À ce qui nous semble, la cause réelle de cette forme de suicide par la passivité, dut être sa conscience : usé de se juger à longueur de nuits, de se laver sans cesse les mains d’un sang qui revenait à l’aube, Yongbiao était mûr pour payer sa dette.
Quand il ouvrit la porte aux policiers, ce n’est point un cri d’effroi qu’il poussa, mais un soupir de soulagement, suivi des simples mots « je vous attendais depuis longtemps ». Avant de les suivre, il pria de lui laisser quelques minutes, le temps d’une lettre à sa femme qu’il avait faite partir chez sa mère pour lui éviter la scène humiliante. Il lui présentait ses excuses pour son crime caché, ses décennies de mensonge, et lui réitérait son amour. « Malgré ma célébrité, écrivait-il, ces années ne m’ont apporté que souffrance… me voici libéré ».
On note le paradoxe : c’est en perdant sa liberté que Liu Yongbiao la (re-)gagne. Hélas pour cet homme, envers qui on ne peut s’empêcher de ressentir une certaine sympathie, il n’a d’autre perspective à la peine de mort – la loi chinoise n’offre aucun échappatoire.

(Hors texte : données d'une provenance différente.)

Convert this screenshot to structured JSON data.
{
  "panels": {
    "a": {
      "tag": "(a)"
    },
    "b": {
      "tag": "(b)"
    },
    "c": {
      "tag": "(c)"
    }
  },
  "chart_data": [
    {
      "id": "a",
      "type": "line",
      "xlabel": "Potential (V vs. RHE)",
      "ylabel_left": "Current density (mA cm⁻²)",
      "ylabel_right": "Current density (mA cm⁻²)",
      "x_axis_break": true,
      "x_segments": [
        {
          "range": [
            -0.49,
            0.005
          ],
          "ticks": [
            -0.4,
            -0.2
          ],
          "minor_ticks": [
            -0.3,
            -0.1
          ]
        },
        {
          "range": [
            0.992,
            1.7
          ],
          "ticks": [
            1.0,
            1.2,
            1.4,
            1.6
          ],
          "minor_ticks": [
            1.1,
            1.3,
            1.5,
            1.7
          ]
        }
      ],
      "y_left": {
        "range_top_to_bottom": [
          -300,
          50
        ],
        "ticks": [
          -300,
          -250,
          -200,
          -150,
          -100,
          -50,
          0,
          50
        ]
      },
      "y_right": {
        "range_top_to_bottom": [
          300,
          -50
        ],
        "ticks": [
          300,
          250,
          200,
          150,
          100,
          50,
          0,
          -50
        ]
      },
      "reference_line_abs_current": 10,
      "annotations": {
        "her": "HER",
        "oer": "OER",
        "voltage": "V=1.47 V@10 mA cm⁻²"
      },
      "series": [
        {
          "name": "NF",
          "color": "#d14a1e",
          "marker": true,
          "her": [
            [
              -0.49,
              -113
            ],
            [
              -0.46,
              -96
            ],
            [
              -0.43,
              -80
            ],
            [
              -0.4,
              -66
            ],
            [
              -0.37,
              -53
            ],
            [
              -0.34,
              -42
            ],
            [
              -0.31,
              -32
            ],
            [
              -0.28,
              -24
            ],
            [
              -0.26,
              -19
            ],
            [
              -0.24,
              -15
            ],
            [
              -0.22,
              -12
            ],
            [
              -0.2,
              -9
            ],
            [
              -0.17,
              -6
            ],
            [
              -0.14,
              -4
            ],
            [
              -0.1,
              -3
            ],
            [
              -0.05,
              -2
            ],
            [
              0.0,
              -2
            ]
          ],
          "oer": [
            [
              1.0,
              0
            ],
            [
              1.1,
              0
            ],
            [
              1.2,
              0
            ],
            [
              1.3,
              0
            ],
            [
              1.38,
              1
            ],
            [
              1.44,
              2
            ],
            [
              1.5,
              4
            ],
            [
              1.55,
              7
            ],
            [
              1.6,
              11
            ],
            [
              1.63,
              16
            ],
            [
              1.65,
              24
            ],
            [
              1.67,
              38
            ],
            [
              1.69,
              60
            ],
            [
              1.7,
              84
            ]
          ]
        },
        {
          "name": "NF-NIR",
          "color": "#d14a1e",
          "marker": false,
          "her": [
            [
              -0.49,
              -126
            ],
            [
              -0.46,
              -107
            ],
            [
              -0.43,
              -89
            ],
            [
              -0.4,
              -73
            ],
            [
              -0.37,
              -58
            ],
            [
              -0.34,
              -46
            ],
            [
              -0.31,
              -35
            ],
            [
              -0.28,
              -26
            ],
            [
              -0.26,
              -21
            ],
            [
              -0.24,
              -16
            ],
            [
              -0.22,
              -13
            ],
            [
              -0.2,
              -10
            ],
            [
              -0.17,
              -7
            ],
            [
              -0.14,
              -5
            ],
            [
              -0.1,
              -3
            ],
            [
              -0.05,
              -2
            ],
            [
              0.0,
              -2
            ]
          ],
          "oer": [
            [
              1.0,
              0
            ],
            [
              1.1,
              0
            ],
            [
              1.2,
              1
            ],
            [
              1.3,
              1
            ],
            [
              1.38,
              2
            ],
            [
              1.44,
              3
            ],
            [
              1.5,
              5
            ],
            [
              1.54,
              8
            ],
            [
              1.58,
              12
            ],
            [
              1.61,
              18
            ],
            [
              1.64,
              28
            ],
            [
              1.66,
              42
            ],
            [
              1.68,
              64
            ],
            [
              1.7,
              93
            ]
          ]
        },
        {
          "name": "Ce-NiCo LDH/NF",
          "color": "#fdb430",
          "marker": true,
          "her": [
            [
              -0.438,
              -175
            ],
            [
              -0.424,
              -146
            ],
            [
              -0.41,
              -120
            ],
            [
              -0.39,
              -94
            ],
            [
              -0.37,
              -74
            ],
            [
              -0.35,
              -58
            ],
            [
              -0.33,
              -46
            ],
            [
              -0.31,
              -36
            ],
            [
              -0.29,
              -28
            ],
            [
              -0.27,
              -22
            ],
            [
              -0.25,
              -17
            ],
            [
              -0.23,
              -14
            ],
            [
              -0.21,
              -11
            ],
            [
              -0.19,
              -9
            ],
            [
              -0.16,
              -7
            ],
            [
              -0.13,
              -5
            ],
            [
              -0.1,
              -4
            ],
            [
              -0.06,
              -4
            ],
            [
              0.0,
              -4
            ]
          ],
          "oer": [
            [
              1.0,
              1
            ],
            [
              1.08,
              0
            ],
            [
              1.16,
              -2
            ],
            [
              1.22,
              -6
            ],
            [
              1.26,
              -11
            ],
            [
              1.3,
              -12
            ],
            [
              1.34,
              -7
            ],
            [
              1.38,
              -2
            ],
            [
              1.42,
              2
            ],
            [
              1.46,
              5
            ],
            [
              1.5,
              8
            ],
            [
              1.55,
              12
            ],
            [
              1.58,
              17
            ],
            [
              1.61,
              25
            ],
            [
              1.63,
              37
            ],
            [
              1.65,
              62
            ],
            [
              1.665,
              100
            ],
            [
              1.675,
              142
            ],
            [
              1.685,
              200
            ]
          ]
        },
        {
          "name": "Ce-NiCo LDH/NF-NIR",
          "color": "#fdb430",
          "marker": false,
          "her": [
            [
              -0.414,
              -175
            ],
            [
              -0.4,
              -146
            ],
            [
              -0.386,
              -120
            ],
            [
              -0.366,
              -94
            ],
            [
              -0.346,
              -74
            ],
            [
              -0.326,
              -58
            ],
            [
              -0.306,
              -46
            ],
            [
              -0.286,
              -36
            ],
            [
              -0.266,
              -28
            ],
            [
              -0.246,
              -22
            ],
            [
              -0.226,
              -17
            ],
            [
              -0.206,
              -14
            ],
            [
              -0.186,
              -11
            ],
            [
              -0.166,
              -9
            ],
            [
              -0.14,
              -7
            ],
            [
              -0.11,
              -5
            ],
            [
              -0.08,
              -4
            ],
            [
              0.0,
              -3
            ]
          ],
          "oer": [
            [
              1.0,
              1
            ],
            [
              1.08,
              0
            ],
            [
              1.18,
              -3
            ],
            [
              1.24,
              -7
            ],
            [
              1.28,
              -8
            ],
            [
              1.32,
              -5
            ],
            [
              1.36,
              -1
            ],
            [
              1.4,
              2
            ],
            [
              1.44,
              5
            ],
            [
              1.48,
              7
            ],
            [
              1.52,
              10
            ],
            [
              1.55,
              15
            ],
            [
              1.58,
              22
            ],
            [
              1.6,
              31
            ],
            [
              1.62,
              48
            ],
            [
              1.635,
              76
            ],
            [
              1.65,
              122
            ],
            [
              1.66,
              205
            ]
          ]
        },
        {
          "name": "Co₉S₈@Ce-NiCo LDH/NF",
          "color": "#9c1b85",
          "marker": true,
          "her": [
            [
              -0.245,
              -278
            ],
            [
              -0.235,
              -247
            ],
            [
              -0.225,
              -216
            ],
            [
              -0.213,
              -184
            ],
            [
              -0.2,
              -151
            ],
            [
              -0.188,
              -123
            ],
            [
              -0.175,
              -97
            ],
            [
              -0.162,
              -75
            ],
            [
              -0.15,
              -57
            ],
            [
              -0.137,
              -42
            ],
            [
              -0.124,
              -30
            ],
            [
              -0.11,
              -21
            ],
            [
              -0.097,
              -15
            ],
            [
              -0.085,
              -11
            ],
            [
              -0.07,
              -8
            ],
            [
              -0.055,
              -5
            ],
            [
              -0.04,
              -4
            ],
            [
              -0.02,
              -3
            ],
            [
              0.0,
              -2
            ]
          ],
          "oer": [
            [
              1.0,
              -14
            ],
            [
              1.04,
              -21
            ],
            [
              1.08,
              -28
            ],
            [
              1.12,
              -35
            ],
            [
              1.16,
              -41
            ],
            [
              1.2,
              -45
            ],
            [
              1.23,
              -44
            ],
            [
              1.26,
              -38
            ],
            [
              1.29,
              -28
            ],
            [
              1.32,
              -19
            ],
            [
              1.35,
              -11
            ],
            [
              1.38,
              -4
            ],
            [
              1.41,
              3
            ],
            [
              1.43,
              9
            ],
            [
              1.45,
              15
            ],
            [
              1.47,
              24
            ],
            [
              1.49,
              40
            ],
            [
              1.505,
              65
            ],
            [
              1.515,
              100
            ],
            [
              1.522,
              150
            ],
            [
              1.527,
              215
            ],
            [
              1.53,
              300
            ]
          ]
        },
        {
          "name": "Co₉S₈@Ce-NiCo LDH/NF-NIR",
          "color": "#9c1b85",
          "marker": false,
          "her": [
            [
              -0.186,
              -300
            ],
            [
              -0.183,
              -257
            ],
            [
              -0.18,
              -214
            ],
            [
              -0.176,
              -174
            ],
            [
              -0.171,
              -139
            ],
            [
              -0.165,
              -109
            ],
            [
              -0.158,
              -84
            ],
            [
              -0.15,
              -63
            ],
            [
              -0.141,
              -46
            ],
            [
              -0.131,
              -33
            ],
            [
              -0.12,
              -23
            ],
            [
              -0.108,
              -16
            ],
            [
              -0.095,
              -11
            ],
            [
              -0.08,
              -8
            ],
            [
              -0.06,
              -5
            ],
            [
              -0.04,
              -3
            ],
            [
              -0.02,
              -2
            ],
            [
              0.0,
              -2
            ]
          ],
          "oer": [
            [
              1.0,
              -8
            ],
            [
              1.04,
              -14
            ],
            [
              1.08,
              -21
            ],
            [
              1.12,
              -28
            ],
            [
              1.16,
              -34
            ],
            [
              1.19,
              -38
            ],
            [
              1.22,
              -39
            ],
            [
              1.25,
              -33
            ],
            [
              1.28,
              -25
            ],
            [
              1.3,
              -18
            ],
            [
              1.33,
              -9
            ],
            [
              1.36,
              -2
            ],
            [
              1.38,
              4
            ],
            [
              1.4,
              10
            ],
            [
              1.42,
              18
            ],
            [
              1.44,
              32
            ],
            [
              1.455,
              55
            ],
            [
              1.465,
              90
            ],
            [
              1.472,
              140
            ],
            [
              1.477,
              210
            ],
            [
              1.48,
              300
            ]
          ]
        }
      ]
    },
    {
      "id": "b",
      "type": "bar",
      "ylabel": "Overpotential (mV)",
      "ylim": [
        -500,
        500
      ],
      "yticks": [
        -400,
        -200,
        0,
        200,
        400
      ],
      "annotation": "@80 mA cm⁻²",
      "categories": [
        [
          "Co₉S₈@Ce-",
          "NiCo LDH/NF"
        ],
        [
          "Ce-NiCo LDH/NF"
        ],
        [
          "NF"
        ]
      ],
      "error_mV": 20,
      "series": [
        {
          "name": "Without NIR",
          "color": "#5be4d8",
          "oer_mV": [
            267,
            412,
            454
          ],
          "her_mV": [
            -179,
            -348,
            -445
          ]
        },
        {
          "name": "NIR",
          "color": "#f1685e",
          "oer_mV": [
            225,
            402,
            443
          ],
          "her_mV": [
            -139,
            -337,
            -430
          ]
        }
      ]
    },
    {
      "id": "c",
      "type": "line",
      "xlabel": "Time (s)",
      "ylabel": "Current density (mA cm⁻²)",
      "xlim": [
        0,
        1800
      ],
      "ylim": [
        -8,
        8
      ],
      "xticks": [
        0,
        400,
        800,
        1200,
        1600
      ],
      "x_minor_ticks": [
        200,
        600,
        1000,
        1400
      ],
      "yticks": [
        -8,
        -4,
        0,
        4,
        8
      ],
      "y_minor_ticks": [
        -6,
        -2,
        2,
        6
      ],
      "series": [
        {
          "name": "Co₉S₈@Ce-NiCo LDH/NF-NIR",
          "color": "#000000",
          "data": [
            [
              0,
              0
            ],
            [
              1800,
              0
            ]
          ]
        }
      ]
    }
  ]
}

À l’instant fatal, peut-être aura-t-il –on le lui souhaite– le sentiment d’avoir lavé son crime par vingt années d’écriture ? C’est tout ce qu’on lui souhaite.
1 Commentaire
severy
1 novembre 2017 à 13:40Je dirais même plus, on le lui souhaite.
Du grand Meyer, où l’on retrouve l’écrivain qui se dissimule sous l’habit du journaliste.
« Alors, s’arrachant pesamment à leurs décennies de sommeil, s’ébranlèrent les lentes meules de la justice. »
Avec des phrases comme celle-là, on entre de plain-pied dans la littérature.